Manohar was among those who rejected Modi's suggestion, but that, Manohar says, is because it would have violated confidentiality clauses in agreements with team-owners.

Meanwhile, the inquiry into his alleged financial shenanigans continues, with officials visiting Modi for the second time in less than 24 hours at his hotel in Mumbai on Thursday.

After spending close to six hours with them, Modi left the Four Seasons in his BMW and headed to Mukesh Ambani's office in Nariman Point. He spent 45 minutes with the owner of the Mumbai Indians, and later, flew by helicopter to DY Patil stadium to watch the Deccan Chargers take on the Chennai Super-Kings.

Clearly, this is not a man who's ready to give up his fight to survive as the Chairman and Commissioner of the Indian Premier League (IPL). But just in case you need to hear him say it, just rewind to earlier this week when he told jostling reporters that there is "no chance" of him resigning, even though his colleagues say they will force him out. And if its action and not words you want - there is Modi's plan to go to court on Friday.

Modi is the protagonist (or the villain, depending on who you talk to) in a cricket fairytale turned horror story. The funding of all team-owners and associates of the IPL is being carefully scrutinized by the government.
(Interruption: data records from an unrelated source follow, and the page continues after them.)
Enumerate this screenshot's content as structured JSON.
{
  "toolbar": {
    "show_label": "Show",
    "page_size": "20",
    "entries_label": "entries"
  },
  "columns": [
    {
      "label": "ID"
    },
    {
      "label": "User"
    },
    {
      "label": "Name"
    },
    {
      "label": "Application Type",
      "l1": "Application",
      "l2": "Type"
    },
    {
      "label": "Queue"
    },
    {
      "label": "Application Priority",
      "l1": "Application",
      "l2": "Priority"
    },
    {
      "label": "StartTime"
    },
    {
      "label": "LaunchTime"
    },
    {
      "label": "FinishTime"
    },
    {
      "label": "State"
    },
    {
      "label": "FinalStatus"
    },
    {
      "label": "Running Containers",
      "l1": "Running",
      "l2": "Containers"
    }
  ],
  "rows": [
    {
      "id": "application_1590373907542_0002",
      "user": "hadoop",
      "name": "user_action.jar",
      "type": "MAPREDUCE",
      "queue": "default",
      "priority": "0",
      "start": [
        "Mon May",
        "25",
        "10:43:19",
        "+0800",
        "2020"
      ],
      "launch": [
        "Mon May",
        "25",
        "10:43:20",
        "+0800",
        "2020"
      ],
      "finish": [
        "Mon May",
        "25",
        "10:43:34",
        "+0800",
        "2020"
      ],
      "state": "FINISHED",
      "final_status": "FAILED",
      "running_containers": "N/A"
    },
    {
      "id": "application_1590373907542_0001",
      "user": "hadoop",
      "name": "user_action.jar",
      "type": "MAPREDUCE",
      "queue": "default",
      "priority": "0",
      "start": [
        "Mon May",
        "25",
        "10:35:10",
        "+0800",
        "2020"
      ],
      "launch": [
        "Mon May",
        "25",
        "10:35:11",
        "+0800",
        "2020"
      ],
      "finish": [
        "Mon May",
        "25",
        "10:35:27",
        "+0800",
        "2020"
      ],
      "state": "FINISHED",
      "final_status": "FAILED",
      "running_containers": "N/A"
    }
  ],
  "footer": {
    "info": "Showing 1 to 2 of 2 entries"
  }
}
Modi's detractors say he has inflicted this inquiry on the world of Indian cricket with a series of careless tweets earlier this month.

The tweets targeted then minister Shashi Tharoor by questioning his support to and involvement in the consortium that won the franchise last month for the new Kochi team. The fallout was swift. Tharoor was forced to resign, and the government ordered a multi-agency inquiry into the IPL.

From proxy ownership by rich and powerful players to illegal foreign funding from tax havens like Mauritius, the investigation could blow the cover off both the IPL, and its elite guard.